Scott Henson, “a former journalist turned opposition researcher/political consultant, public policy researcher and blogger,” recounts how he was repeatedly stopped and eventually cuffed and detained while walking his granddaughter home through a park in Austin, TX. Henson is white and his granddaughter is black, and the police said that they were responding to a “kidnapping” call. But their response terrified the little girl and humiliated her grandfather. And it’s not the first time it’s happened to them.

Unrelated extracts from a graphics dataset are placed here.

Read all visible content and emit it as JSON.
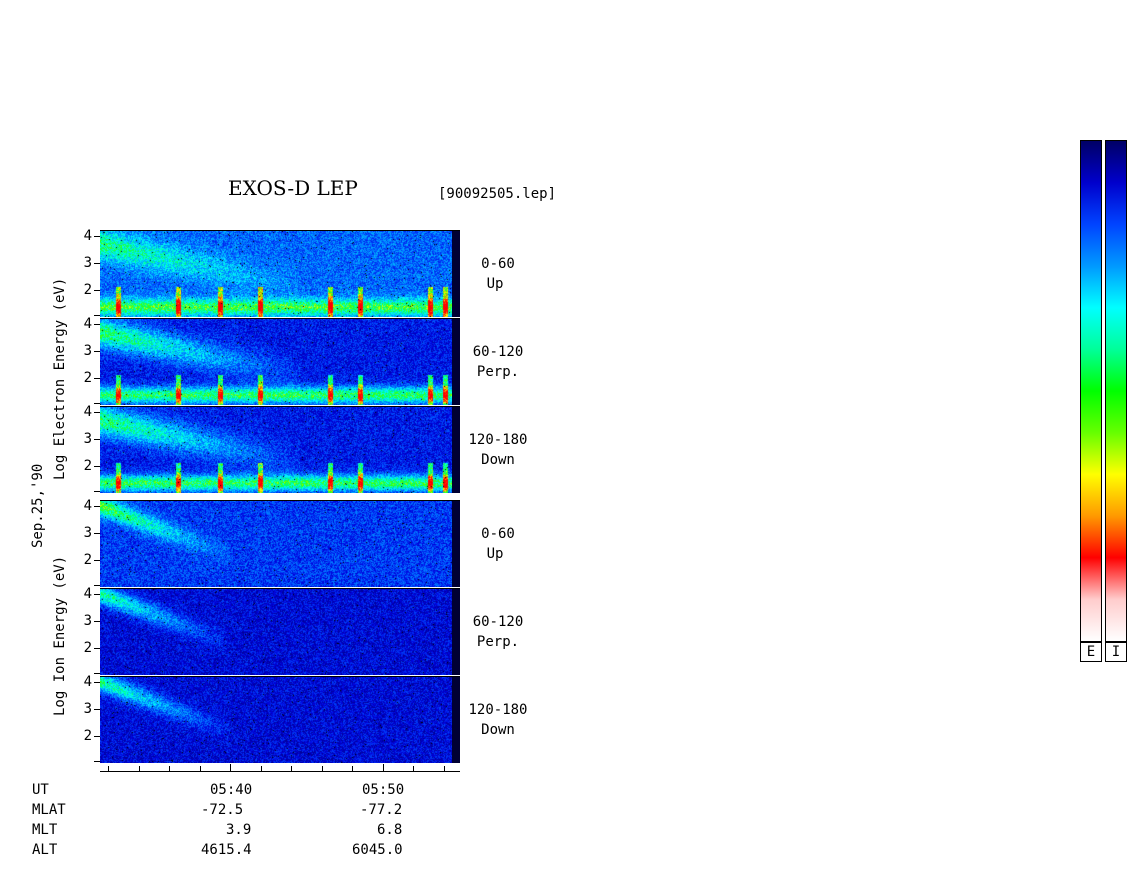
{
  "header": {
    "title": "EXOS-D LEP",
    "file": "[90092505.lep]"
  },
  "left_labels": {
    "electron": "Log Electron Energy (eV)",
    "date": "Sep.25,'90",
    "ion": "Log Ion Energy (eV)"
  },
  "panels": [
    {
      "group": "electron",
      "angle": "0-60",
      "dir": "Up"
    },
    {
      "group": "electron",
      "angle": "60-120",
      "dir": "Perp."
    },
    {
      "group": "electron",
      "angle": "120-180",
      "dir": "Down"
    },
    {
      "group": "ion",
      "angle": "0-60",
      "dir": "Up"
    },
    {
      "group": "ion",
      "angle": "60-120",
      "dir": "Perp."
    },
    {
      "group": "ion",
      "angle": "120-180",
      "dir": "Down"
    }
  ],
  "y_ticks": [
    "4",
    "3",
    "2"
  ],
  "colorbars": {
    "electron_label": "E",
    "ion_label": "I",
    "colors": [
      "#000066",
      "#0000cc",
      "#0044ff",
      "#0099ff",
      "#00ffff",
      "#00ff99",
      "#00ff00",
      "#66ff00",
      "#ffff00",
      "#ff9900",
      "#ff0000",
      "#ffcccc",
      "#ffffff"
    ]
  },
  "footer": {
    "row_labels": [
      "UT",
      "MLAT",
      "MLT",
      "ALT"
    ],
    "columns": [
      {
        "UT": "05:40",
        "MLAT": "-72.5",
        "MLT": "3.9",
        "ALT": "4615.4"
      },
      {
        "UT": "05:50",
        "MLAT": "-77.2",
        "MLT": "6.8",
        "ALT": "6045.0"
      }
    ]
  },
  "chart_data": {
    "type": "heatmap",
    "title": "EXOS-D LEP",
    "xlabel": "UT",
    "ylabel": "Log Energy (eV)",
    "y_range": [
      1,
      4
    ],
    "x_ticks": [
      "05:40",
      "05:50"
    ],
    "series": [
      {
        "name": "Electron 0-60 Up"
      },
      {
        "name": "Electron 60-120 Perp."
      },
      {
        "name": "Electron 120-180 Down"
      },
      {
        "name": "Ion 0-60 Up"
      },
      {
        "name": "Ion 60-120 Perp."
      },
      {
        "name": "Ion 120-180 Down"
      }
    ]
  }
}
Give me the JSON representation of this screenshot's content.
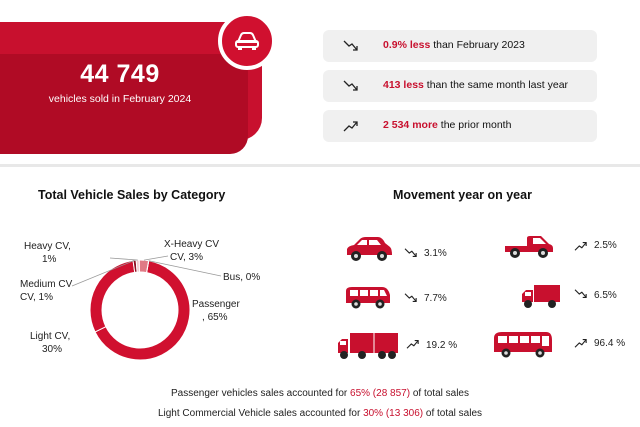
{
  "header": {
    "total_value": "44 749",
    "total_label": "vehicles sold in February 2024"
  },
  "comparisons": [
    {
      "highlight": "0.9% less",
      "rest": " than February 2023",
      "trend": "down"
    },
    {
      "highlight": "413 less",
      "rest": " than the same month last year",
      "trend": "down"
    },
    {
      "highlight": "2 534 more",
      "rest": " the prior month",
      "trend": "up"
    }
  ],
  "chart_data": {
    "type": "pie",
    "donut": true,
    "title": "Total Vehicle Sales by Category",
    "slices": [
      {
        "label": "Passenger",
        "value_label": "65%",
        "value": 65
      },
      {
        "label": "Light CV",
        "value_label": "30%",
        "value": 30
      },
      {
        "label": "Medium CV",
        "value_label": "1%",
        "value": 1
      },
      {
        "label": "Heavy CV",
        "value_label": "1%",
        "value": 1
      },
      {
        "label": "X-Heavy CV",
        "value_label": "3%",
        "value": 3
      },
      {
        "label": "Bus",
        "value_label": "0%",
        "value": 0
      }
    ],
    "colors": [
      "#d0102f",
      "#d0102f",
      "#8e0f22",
      "#f2c6cc",
      "#e07a85",
      "#6a0a18"
    ]
  },
  "movement": {
    "title": "Movement year on year",
    "items": [
      {
        "vehicle": "passenger-car",
        "trend": "down",
        "value": "3.1%"
      },
      {
        "vehicle": "bakkie",
        "trend": "up",
        "value": "2.5%"
      },
      {
        "vehicle": "minibus",
        "trend": "down",
        "value": "7.7%"
      },
      {
        "vehicle": "medium-truck",
        "trend": "down",
        "value": "6.5%"
      },
      {
        "vehicle": "heavy-truck",
        "trend": "up",
        "value": "19.2 %"
      },
      {
        "vehicle": "bus",
        "trend": "up",
        "value": "96.4 %"
      }
    ]
  },
  "footnotes": [
    {
      "pre": "Passenger vehicles sales accounted for ",
      "highlight": "65% (28 857)",
      "post": " of total sales"
    },
    {
      "pre": "Light Commercial Vehicle sales accounted for ",
      "highlight": "30% (13 306)",
      "post": " of total sales"
    }
  ]
}
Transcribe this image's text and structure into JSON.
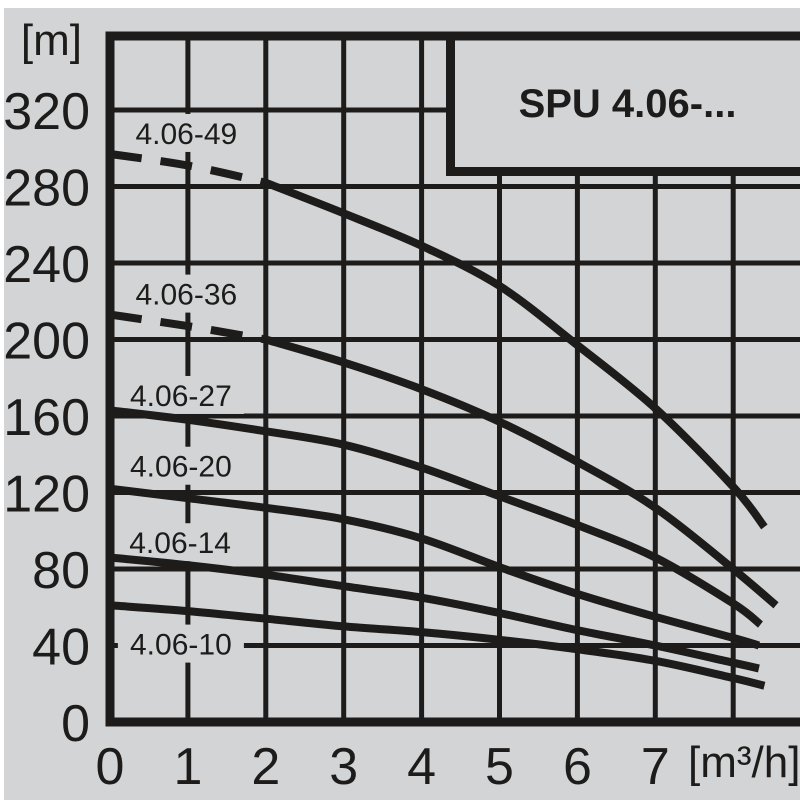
{
  "page": {
    "background": "#ffffff"
  },
  "panel": {
    "background": "#d2d4d6",
    "line_color": "#1d1c1a",
    "text_color": "#1d1c1a"
  },
  "title_box": {
    "label": "SPU 4.06-..."
  },
  "chart_data": {
    "type": "line",
    "title": "SPU 4.06-...",
    "grid": true,
    "legend_position": "inline-labels",
    "x_axis": {
      "unit": "[m³/h]",
      "ticks": [
        0,
        1,
        2,
        3,
        4,
        5,
        6,
        7
      ],
      "visible_range": [
        0,
        8.86
      ],
      "gridline_step": 1
    },
    "y_axis": {
      "unit": "[m]",
      "ticks": [
        320,
        280,
        240,
        200,
        160,
        120,
        80,
        40,
        0
      ],
      "visible_range": [
        0,
        358
      ],
      "gridline_step": 40
    },
    "series": [
      {
        "label": "4.06-49",
        "dashed_until_q": 2,
        "points": [
          [
            0,
            297
          ],
          [
            1,
            291
          ],
          [
            2,
            282
          ],
          [
            3,
            266
          ],
          [
            4,
            249
          ],
          [
            5,
            228
          ],
          [
            6,
            197
          ],
          [
            7,
            164
          ],
          [
            8,
            123
          ],
          [
            8.4,
            102
          ]
        ],
        "label_anchor": {
          "q": 0.98,
          "head": 308
        }
      },
      {
        "label": "4.06-36",
        "dashed_until_q": 2,
        "points": [
          [
            0,
            213
          ],
          [
            1,
            207
          ],
          [
            2,
            200
          ],
          [
            3,
            188
          ],
          [
            4,
            174
          ],
          [
            5,
            157
          ],
          [
            6,
            136
          ],
          [
            7,
            112
          ],
          [
            8,
            80
          ],
          [
            8.55,
            61
          ]
        ],
        "label_anchor": {
          "q": 0.98,
          "head": 224
        }
      },
      {
        "label": "4.06-27",
        "dashed_until_q": null,
        "points": [
          [
            0,
            163
          ],
          [
            1,
            158
          ],
          [
            2,
            152
          ],
          [
            3,
            145
          ],
          [
            4,
            133
          ],
          [
            5,
            118
          ],
          [
            6,
            103
          ],
          [
            7,
            86
          ],
          [
            8,
            62
          ],
          [
            8.35,
            51
          ]
        ],
        "label_anchor": {
          "q": 0.91,
          "head": 171
        }
      },
      {
        "label": "4.06-20",
        "dashed_until_q": null,
        "points": [
          [
            0,
            122
          ],
          [
            1,
            117
          ],
          [
            2,
            112
          ],
          [
            3,
            106
          ],
          [
            4,
            96
          ],
          [
            5,
            81
          ],
          [
            6,
            67
          ],
          [
            7,
            55
          ],
          [
            8,
            44
          ],
          [
            8.33,
            40
          ]
        ],
        "label_anchor": {
          "q": 0.91,
          "head": 134
        }
      },
      {
        "label": "4.06-14",
        "dashed_until_q": null,
        "points": [
          [
            0,
            86
          ],
          [
            1,
            82
          ],
          [
            2,
            77
          ],
          [
            3,
            71
          ],
          [
            4,
            65
          ],
          [
            5,
            57
          ],
          [
            6,
            48
          ],
          [
            7,
            40
          ],
          [
            8,
            31
          ],
          [
            8.33,
            28
          ]
        ],
        "label_anchor": {
          "q": 0.9,
          "head": 94
        }
      },
      {
        "label": "4.06-10",
        "dashed_until_q": null,
        "points": [
          [
            0,
            61
          ],
          [
            1,
            58
          ],
          [
            2,
            54
          ],
          [
            3,
            50
          ],
          [
            4,
            47
          ],
          [
            5,
            43
          ],
          [
            6,
            38
          ],
          [
            7,
            32
          ],
          [
            8,
            23
          ],
          [
            8.4,
            19
          ]
        ],
        "label_anchor": {
          "q": 0.91,
          "head": 41
        }
      }
    ]
  }
}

As soon as we crossed the street, just two blocks from my house as the crow flies, the police car that just passed us hit its lights and wheeled around, with five others appearing almost immediately, all with lights flashing. The officers got out with tasers drawn demanding I raise my hands and step away from the child. I complied, and they roughly cuffed me, jerking my arms up behind me needlessly. Meanwhile, Ty edged up the hill away from the officers, crying. One of them called out in a comforting tone that they weren’t there to hurt her, but another officer blew up any good will that might have garnered by brusquely snatching her up and scuttling her off to the back seat of one of the police cars. (By this time more cars had joined them; they maxxed out at 9 or 10 police vehicles.)

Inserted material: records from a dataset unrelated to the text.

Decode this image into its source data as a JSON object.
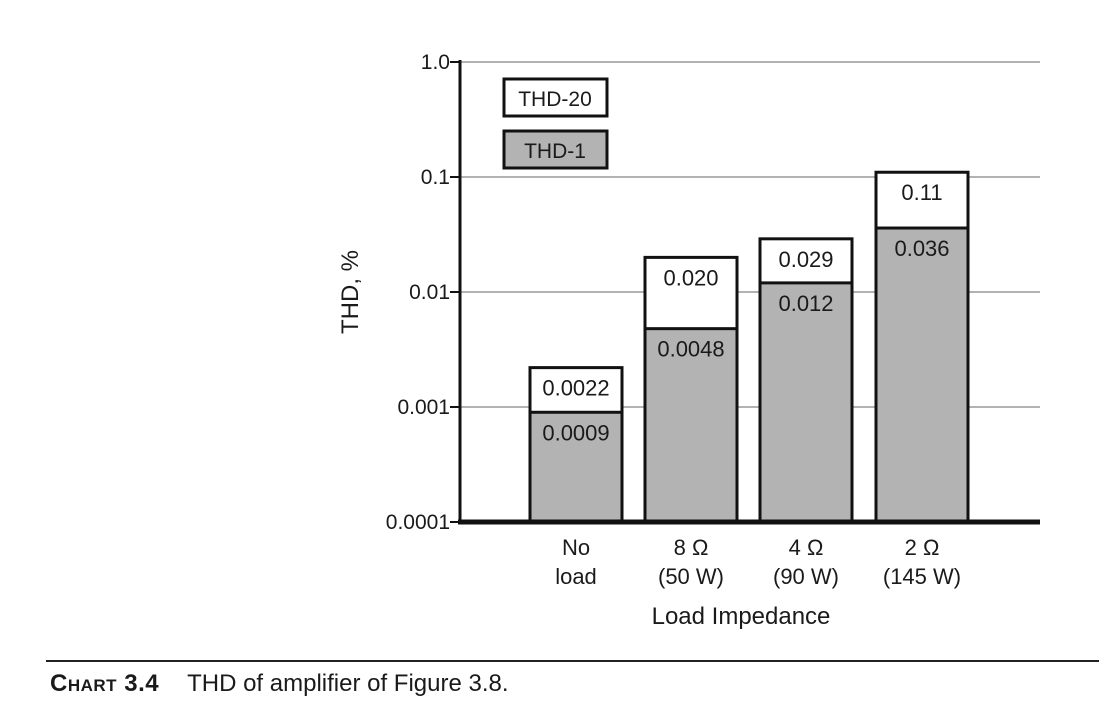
{
  "chart_data": {
    "type": "bar",
    "stacked_overlay": true,
    "y_scale": "log",
    "ylim": [
      0.0001,
      1.0
    ],
    "y_ticks": [
      "1.0",
      "0.1",
      "0.01",
      "0.001",
      "0.0001"
    ],
    "y_tick_values": [
      1.0,
      0.1,
      0.01,
      0.001,
      0.0001
    ],
    "ylabel": "THD, %",
    "xlabel": "Load Impedance",
    "grid": "horizontal",
    "categories": [
      [
        "No",
        "load"
      ],
      [
        "8 Ω",
        "(50 W)"
      ],
      [
        "4 Ω",
        "(90 W)"
      ],
      [
        "2 Ω",
        "(145 W)"
      ]
    ],
    "series": [
      {
        "name": "THD-20",
        "values": [
          0.0022,
          0.02,
          0.029,
          0.11
        ],
        "labels": [
          "0.0022",
          "0.020",
          "0.029",
          "0.11"
        ],
        "color": "#ffffff"
      },
      {
        "name": "THD-1",
        "values": [
          0.0009,
          0.0048,
          0.012,
          0.036
        ],
        "labels": [
          "0.0009",
          "0.0048",
          "0.012",
          "0.036"
        ],
        "color": "#b3b3b3"
      }
    ],
    "legend_position": "top-left"
  },
  "caption": {
    "prefix": "Chart 3.4",
    "text": "THD of amplifier of Figure 3.8."
  }
}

I gave them the phone numbers they needed to confirm who Ty was and that she was supposed to be with me (and not in the back of their police car), but for quite a while nobody seemed too interested in verifying my “story.” One officer wanted to lecture me endlessly about how they were just doing their job, as if the innocent person handcuffed on the side of the road cares about such excuses. I asked why he hadn’t made any calls yet, and he interrupted his lecture to say “we’ve only been here two minutes, give us time” (actually it’d been longer than that). “Maybe so,” I replied, sitting on the concrete in handcuffs, “but there are nine of y’all milling about doing nothing by my count so between you you’ve had 18 minutes for somebody to get on the damn phone by now so y’all can figure out you screwed up.” Admittedly, this did not go over well. I could tell I was too pissed off to say anything constructive and silently vowed to keep mum from then on.

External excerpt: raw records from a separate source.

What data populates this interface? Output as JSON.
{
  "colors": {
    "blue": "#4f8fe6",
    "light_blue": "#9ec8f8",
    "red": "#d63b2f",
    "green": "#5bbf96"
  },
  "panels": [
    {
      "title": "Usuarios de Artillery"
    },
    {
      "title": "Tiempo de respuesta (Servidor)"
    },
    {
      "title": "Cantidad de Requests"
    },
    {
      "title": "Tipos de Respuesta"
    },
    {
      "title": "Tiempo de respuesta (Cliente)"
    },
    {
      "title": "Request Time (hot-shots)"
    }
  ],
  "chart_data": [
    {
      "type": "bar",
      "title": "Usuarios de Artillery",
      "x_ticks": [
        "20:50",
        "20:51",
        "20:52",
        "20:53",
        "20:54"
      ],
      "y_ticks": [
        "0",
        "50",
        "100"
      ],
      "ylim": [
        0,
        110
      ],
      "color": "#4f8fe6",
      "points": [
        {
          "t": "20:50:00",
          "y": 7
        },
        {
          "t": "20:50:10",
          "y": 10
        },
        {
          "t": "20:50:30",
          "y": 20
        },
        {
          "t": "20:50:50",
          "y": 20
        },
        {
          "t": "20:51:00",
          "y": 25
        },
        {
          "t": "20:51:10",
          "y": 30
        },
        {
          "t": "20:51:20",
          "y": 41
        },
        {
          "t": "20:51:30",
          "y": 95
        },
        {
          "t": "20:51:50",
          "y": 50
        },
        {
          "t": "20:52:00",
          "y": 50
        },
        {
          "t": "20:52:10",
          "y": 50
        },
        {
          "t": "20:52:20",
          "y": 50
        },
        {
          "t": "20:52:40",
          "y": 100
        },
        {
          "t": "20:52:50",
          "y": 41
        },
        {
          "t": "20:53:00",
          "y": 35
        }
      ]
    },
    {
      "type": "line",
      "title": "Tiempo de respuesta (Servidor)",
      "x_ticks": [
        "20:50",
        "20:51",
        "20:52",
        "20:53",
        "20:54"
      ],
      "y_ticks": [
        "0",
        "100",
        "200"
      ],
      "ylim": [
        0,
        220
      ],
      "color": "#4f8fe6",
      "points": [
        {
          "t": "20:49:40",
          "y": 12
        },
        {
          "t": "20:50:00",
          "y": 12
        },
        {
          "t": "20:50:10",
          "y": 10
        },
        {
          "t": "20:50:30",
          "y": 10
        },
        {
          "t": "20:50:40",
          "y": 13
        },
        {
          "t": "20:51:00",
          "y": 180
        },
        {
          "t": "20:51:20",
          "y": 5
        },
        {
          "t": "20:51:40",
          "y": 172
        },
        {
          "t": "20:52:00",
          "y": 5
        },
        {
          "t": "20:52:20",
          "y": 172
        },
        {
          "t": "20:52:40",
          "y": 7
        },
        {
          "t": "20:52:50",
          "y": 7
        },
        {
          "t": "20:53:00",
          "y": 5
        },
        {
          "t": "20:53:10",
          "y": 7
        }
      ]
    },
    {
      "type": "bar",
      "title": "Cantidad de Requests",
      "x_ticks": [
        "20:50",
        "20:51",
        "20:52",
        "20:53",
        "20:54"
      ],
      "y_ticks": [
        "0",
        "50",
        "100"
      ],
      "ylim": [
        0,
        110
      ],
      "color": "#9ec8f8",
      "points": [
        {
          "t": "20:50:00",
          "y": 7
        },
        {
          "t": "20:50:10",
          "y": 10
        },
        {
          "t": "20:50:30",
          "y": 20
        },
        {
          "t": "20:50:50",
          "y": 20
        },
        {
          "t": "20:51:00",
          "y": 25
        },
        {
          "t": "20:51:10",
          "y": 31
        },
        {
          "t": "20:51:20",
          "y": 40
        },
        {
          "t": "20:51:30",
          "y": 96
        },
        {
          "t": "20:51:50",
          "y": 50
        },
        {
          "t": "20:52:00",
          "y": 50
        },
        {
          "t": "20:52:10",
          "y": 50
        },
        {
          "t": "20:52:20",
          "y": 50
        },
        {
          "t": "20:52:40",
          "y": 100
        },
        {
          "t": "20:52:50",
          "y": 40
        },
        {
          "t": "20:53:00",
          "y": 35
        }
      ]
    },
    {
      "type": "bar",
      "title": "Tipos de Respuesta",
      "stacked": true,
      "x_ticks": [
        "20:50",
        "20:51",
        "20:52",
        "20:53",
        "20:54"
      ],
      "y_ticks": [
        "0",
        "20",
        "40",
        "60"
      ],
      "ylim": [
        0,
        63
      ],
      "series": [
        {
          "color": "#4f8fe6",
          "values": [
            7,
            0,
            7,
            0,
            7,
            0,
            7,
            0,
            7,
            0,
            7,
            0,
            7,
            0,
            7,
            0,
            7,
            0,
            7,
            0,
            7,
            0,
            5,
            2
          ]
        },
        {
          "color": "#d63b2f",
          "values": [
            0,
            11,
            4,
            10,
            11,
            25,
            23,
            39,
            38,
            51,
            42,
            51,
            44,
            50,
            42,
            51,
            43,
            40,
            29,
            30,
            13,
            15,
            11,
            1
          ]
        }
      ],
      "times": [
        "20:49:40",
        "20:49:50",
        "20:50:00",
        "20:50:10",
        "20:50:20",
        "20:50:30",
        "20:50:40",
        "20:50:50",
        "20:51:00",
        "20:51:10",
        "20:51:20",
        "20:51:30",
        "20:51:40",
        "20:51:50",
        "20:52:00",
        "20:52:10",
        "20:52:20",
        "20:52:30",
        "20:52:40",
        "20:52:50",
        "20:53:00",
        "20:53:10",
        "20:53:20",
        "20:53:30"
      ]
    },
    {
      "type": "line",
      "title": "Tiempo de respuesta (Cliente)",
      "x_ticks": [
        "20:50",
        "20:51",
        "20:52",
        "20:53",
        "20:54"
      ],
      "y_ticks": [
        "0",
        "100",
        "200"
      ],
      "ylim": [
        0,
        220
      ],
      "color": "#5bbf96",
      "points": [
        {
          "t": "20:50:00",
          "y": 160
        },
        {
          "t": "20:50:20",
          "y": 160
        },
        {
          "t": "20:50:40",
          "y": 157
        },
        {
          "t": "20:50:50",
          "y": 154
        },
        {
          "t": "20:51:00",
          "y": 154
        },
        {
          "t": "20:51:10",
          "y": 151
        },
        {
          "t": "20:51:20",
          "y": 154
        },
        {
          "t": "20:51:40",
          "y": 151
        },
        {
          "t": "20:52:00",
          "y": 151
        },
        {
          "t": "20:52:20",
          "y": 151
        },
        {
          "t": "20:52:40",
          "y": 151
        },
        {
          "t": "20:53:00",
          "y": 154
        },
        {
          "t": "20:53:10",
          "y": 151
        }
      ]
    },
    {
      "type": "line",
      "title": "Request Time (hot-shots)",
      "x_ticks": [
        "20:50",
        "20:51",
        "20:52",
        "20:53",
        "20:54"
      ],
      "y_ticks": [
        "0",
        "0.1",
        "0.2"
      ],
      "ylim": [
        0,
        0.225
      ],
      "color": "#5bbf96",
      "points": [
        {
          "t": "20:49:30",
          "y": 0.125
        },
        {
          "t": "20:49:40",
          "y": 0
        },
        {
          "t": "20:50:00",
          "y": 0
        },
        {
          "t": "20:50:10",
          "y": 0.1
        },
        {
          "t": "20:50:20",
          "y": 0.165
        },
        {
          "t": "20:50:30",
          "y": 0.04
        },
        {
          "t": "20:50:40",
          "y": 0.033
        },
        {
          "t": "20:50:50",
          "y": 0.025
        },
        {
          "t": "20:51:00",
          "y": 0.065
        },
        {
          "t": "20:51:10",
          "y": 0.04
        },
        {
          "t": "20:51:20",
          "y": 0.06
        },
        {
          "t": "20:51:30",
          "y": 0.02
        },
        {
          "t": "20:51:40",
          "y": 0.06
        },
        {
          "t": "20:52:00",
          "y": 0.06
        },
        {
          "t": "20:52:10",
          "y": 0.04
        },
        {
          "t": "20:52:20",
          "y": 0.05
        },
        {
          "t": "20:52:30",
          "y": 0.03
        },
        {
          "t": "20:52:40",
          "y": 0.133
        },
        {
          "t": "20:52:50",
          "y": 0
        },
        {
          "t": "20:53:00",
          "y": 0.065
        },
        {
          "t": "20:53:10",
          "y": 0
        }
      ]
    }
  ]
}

To me, the point of this story is how “see something, say something,” fails. The police and some person or persons in the park believed that Henson and his granddaughter didn’t “look right” and “just to be safe” called in the report and responded in force. But “doesn’t look right” is culturally determined and informed by our conscious and subconscious biases. For people unaccustomed to mixed-race families, “doesn’t look right” means calling the police down on the innocent children and grandparents in your neighborhood. At its core, “see something, say something” isn’t about a war on crime, it’s a war on surprises, whose core premise is to mistrust and fear things you can’t understand.